>Here in Lithuania, Šarūnas Raudys won a national science award for his work on classifiers in statistics and neural networks. He wrote a book, [Statistical and Neural Classifiers: An Integrated Approach to Design](https://www.amazon.com.au/Statistical-Neural-Classifiers-Integrated-Approach/dp/1852332972).

Thanks for the pointer to the book of Š. Raudys. Machine learning is something that does interest me, but it is not a field that I currently work in. However that work does look like a very good piece of scholarship on pattern recognition - and it does make use of local measures of information, such as the Fisher Information functional. If I manage to find the time, maybe I'll seek to borrow a copy from a university library at some point (after the present chaos is over, of course), and have a bit of a read.

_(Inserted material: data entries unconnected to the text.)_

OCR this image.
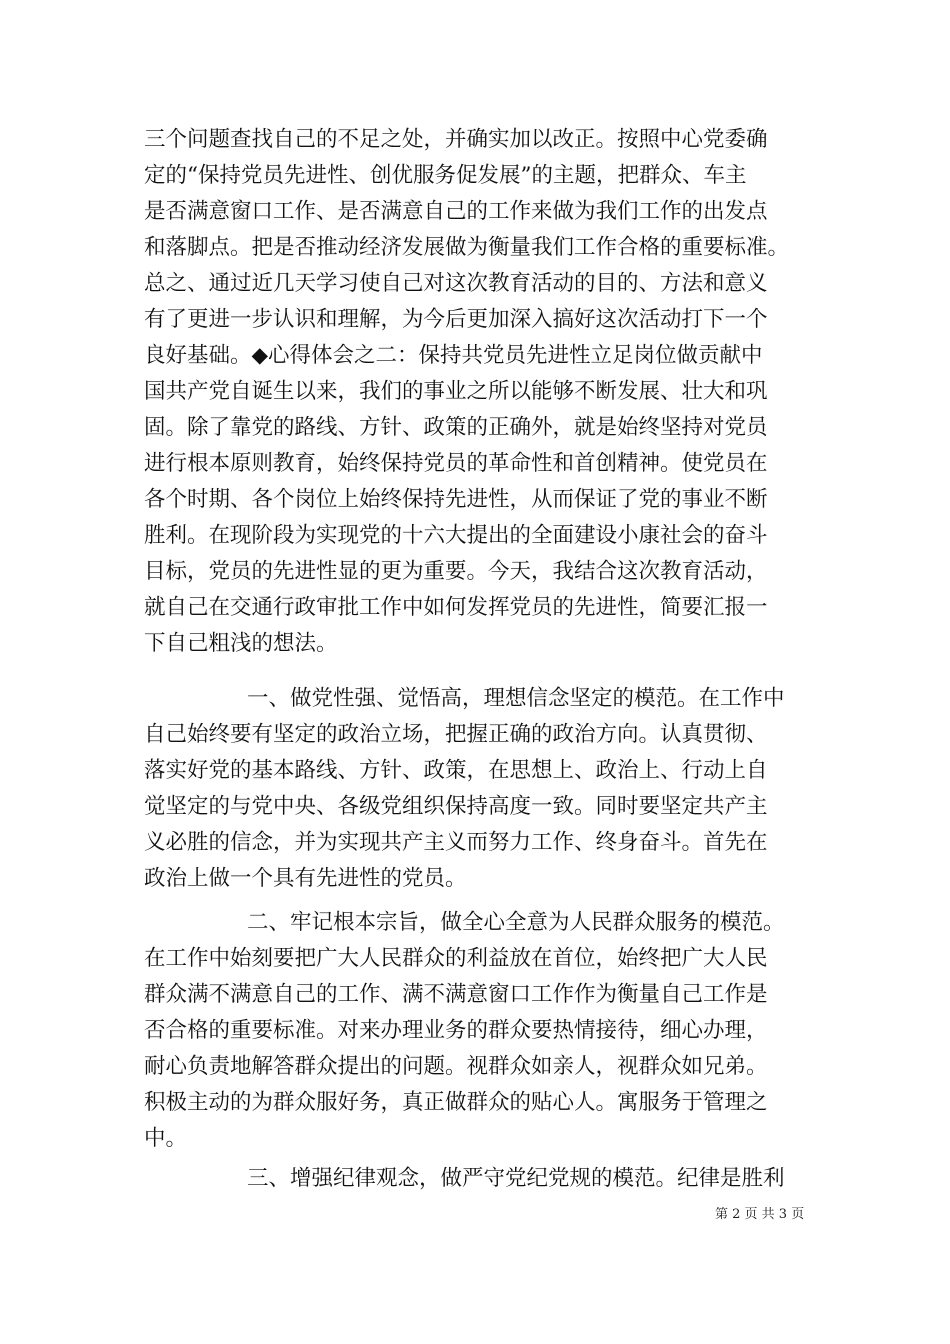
三个问题查找自己的不足之处，并确实加以改正。按照中心党委确
定的“保持党员先进性、创优服务促发展”的主题，把群众、车主
是否满意窗口工作、是否满意自己的工作来做为我们工作的出发点
和落脚点。把是否推动经济发展做为衡量我们工作合格的重要标准。
总之、通过近几天学习使自己对这次教育活动的目的、方法和意义
有了更进一步认识和理解，为今后更加深入搞好这次活动打下一个
良好基础。◆心得体会之二：保持共党员先进性立足岗位做贡献中
国共产党自诞生以来，我们的事业之所以能够不断发展、壮大和巩
固。除了靠党的路线、方针、政策的正确外，就是始终坚持对党员
进行根本原则教育，始终保持党员的革命性和首创精神。使党员在
各个时期、各个岗位上始终保持先进性，从而保证了党的事业不断
胜利。在现阶段为实现党的十六大提出的全面建设小康社会的奋斗
目标，党员的先进性显的更为重要。今天，我结合这次教育活动，
就自己在交通行政审批工作中如何发挥党员的先进性，简要汇报一
下自己粗浅的想法。
一、做党性强、觉悟高，理想信念坚定的模范。在工作中
自己始终要有坚定的政治立场，把握正确的政治方向。认真贯彻、
落实好党的基本路线、方针、政策，在思想上、政治上、行动上自
觉坚定的与党中央、各级党组织保持高度一致。同时要坚定共产主
义必胜的信念，并为实现共产主义而努力工作、终身奋斗。首先在
政治上做一个具有先进性的党员。
二、牢记根本宗旨，做全心全意为人民群众服务的模范。
在工作中始刻要把广大人民群众的利益放在首位，始终把广大人民
群众满不满意自己的工作、满不满意窗口工作作为衡量自己工作是
否合格的重要标准。对来办理业务的群众要热情接待，细心办理，
耐心负责地解答群众提出的问题。视群众如亲人，视群众如兄弟。
积极主动的为群众服好务，真正做群众的贴心人。寓服务于管理之
中。
三、增强纪律观念，做严守党纪党规的模范。纪律是胜利
第 2 页 共 3 页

>He describes the following hierarchy of classifiers ... His main conclusion is that it is very important, in training neural networks, that they not overlearn. Which is to say, there always needs to be some noise in the training so that they stay open to new types of learning, which can be more sophisticated, as per this hierarchy.

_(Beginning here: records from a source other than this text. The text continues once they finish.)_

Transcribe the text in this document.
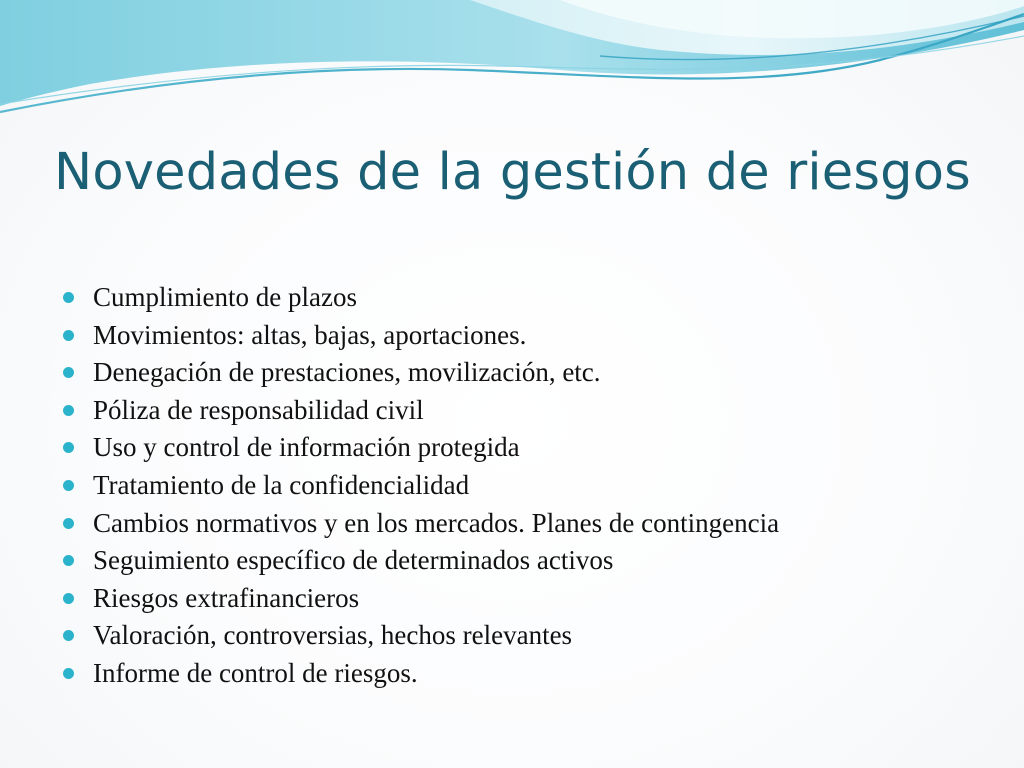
Novedades de la gestión de riesgos
Cumplimiento de plazos
Movimientos: altas, bajas, aportaciones.
Denegación de prestaciones, movilización, etc.
Póliza de responsabilidad civil
Uso y control de información protegida
Tratamiento de la confidencialidad
Cambios normativos y en los mercados. Planes de contingencia
Seguimiento específico de determinados activos
Riesgos extrafinancieros
Valoración, controversias, hechos relevantes
Informe de control de riesgos.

I haven't heard of this sort of idea before but it sounds interesting, and potentially natural from the point of view of machine learning. Certainly when building convolutional neural networks for image recognition, lower networks learn lines and shapes first, before the network abstracts naturally to more complicated artifacts, depending on the training data. Again, I'm not an expert, but I've had the privilege of rubbing shoulders with a number of people at my office trained in this sort of thing, so I've learned a little through osmosis, so to speak.

>I was intrigued that his hierarchy might relate to the building blocks of my philosophy, which are cognitive frameworks that I call "divisions of everything". I write about them in my presentation, [Time and Space as Representations of Decision-Making](http://www.ms.lt/sodas/Book/20170929TimeSpaceDecisionMaking). My thought was that these classifiers might be distinguished by an increasing number of perspectives, from one to seven.

Thanks for sharing your earlier work. I've had a quick glance through what you've written.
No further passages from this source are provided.